The Book of Mirrors has been applauded in my country. On television it was recommended and praised. As you may imagine I therefore started reading the novel with high expectations. They, unfortunately, were not fulfilled. The Book of Mirrors is well written and constructed, tension is built up expertly, but there is a large number of novels in the genre of psychological thriller of which can be said the same.
In the Book of Mirrors a cold case is investigated once more. It becomes clear that all those involved have their own view on what has happened. Those involved give their account, blame the person they think guilty of murder, and neglect to mention significant details. At the end those forgotten details solve the case.

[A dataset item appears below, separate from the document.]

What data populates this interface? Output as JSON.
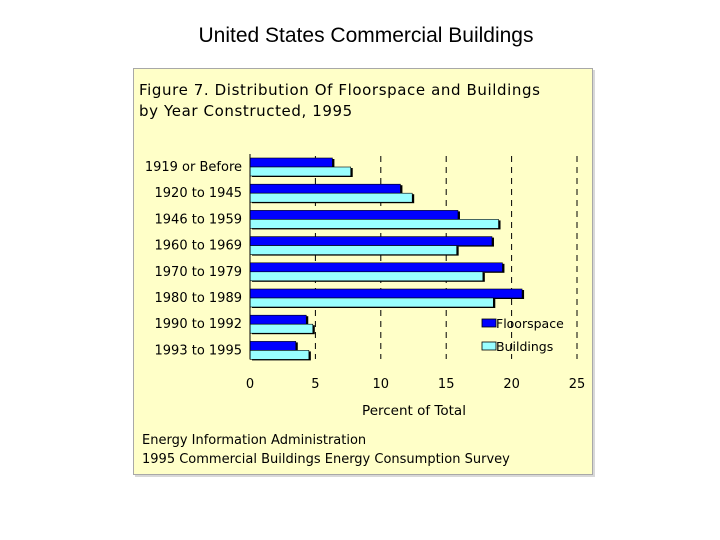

Was I intrigued? Did I want to keep on reading in order to find out who committed the murder? Well, yes. Was I bored? No. Is this one of the best psychological novels I’ve ever read? Certainly not. The novel lacks depth in the characters and merely toys with clichés of the nerdy mathematician, the attractive overly ambitious psychology student, her ugly duckling friend, the arrogant scientist and the shrewd criminal. Their account of the case sticks to what pertains to the clichés and never borders on the surprising, on the unexpected. Neither was I overly impressed with the clue. It was clever but hardly impressed me by its originality or ingenuity.
Do I advise you not to read The Book of Mirrors? Hardly, the novel is well written and entertaining. Do not start reading with high expectations of its quality however. The Book of Mirrors is decent not excellent.